I thought maybe the community had some topics or questions about Numenta, its research direction, or our application of biologically-inspiration to current deep networks. Please do ask them here! I’ll bring up some of your topics in my conversation with Subutai.
Lateral connections and interactions with “local” inhibition.
Relate this to 1000 brains; we say that a single column does sequences, what is the computation with this lateral voting?
It looks like the applied part of Neumenta’s efforts is focused on adding some insides of its research to DL. Does it mean that there is believe that DL can be fixed/improved to get cortical-like properties, or is it just a marketing move with an idea to get attention from the most crowded AI-community?

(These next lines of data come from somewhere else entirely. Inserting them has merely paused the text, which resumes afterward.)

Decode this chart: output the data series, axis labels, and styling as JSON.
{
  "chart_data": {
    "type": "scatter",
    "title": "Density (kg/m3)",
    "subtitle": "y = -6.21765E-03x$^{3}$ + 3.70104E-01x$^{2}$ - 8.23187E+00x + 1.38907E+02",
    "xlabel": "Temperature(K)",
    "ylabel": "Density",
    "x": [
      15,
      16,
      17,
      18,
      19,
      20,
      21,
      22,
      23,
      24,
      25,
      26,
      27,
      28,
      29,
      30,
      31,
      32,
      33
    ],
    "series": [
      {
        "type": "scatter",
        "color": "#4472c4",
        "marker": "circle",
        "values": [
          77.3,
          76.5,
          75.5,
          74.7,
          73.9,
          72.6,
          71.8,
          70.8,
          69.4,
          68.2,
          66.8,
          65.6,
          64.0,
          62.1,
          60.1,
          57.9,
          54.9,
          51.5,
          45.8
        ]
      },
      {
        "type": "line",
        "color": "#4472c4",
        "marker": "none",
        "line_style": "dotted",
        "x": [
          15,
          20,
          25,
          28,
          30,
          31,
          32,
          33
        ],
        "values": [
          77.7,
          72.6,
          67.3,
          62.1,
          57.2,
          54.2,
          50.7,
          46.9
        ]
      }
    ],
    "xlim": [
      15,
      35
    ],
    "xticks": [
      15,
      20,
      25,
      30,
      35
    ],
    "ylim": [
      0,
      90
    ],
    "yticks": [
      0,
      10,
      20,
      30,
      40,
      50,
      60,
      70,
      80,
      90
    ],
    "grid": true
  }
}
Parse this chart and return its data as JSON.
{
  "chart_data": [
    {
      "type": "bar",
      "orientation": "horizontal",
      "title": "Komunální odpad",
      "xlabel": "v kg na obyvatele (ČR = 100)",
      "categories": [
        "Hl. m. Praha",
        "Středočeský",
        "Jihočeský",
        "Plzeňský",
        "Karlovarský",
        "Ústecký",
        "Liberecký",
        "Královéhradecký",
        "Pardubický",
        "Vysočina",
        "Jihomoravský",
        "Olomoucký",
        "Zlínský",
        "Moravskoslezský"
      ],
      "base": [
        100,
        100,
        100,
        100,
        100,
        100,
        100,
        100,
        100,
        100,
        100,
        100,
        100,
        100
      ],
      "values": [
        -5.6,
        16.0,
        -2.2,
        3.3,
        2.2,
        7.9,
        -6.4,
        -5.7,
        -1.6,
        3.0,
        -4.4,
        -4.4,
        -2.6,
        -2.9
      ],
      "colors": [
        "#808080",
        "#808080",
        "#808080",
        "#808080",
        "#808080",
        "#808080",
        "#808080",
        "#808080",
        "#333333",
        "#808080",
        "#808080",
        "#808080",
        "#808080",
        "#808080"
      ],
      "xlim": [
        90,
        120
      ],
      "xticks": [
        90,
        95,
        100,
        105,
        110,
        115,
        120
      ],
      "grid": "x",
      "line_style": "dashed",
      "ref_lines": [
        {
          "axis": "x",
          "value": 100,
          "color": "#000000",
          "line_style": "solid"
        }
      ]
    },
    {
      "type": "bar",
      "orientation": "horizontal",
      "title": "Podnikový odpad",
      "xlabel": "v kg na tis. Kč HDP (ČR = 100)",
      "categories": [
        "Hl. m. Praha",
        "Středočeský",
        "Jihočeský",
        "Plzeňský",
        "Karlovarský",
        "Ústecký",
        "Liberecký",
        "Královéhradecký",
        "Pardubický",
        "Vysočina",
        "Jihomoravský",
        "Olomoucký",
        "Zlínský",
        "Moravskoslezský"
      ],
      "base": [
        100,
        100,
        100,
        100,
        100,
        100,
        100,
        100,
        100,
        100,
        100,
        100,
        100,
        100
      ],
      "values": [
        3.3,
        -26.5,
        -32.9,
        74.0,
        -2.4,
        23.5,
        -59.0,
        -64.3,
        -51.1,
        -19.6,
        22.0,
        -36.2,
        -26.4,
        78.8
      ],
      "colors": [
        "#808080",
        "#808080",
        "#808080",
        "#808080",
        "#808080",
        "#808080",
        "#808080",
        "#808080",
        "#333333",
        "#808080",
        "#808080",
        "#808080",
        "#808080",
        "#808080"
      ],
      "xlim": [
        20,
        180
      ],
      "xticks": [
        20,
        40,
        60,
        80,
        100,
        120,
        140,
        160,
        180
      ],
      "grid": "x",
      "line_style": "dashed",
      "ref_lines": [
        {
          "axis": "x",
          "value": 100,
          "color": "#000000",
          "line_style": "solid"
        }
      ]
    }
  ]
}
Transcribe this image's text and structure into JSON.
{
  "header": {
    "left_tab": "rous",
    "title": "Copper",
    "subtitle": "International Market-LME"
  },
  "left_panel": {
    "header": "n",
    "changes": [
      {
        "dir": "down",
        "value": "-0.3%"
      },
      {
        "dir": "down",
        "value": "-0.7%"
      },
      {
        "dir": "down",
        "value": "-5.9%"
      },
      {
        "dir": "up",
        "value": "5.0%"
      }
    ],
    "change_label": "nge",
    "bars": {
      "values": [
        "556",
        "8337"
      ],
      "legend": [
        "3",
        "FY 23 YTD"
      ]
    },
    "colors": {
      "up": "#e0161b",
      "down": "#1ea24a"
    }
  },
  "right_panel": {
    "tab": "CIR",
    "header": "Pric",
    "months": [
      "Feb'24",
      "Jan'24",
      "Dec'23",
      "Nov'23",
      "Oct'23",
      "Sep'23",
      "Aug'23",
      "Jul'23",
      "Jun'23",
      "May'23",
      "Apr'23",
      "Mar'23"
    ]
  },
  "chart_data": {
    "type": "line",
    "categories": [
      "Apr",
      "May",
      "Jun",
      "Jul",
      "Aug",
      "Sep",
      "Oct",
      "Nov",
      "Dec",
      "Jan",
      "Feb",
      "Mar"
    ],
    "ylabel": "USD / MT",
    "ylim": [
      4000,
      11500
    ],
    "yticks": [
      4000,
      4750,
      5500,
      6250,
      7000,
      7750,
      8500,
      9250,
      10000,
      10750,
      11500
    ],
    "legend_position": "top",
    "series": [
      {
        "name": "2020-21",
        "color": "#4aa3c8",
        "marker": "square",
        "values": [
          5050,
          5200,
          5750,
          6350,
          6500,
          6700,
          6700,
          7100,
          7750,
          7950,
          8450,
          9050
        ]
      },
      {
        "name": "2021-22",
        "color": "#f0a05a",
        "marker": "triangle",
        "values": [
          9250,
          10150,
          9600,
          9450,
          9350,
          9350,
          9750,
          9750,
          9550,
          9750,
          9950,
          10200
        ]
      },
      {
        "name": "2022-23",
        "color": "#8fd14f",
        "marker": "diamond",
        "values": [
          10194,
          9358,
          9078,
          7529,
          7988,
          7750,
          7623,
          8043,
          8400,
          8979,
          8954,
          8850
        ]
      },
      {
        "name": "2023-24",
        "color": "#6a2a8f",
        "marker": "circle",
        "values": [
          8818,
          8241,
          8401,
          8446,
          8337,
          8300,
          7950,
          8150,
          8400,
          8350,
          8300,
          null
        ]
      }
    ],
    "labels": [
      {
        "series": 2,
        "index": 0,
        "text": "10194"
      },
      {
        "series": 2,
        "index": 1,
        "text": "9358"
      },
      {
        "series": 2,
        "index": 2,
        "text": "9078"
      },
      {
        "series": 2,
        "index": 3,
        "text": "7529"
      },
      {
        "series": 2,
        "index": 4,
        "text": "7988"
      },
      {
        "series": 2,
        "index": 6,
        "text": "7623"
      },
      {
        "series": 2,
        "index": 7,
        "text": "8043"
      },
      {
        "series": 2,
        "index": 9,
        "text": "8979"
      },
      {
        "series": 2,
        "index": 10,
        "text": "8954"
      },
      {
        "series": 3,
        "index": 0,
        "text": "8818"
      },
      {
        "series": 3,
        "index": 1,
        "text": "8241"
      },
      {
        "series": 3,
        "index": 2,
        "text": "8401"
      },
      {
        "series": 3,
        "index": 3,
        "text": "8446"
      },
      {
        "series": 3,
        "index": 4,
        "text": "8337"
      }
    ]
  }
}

On the topic of sparsity in deep learning, I’m interested in what this means for the data preparation process, the most time consuming part of deep learning.
Feature engineering typically involves applying domain knowledge and transforming the data to improve the performance of the model. What impact could sparsity (and any other HTM-based improvements) have to this process?
IMO the biggest piece missing to getting DL people excited about HTM is the lack of image/video process applications of HTM thus far.
I think that computer vision tasks are such a mainstay in benchmarking ML algorithms because the visual perception of surrounding environments is intuitively at the core of animal intelligence.
What do you think is the most direct path to encoding the visual environment into HTM networks? Maybe full on video could be short-cut with Lidar or something that generates somewhat simpler data?
Oh man, I made a big mistake here and gathered all your questions for Subutai and then did not remember to include them in the interview. I am really sorry folks that was not my intention. I have too many things going on.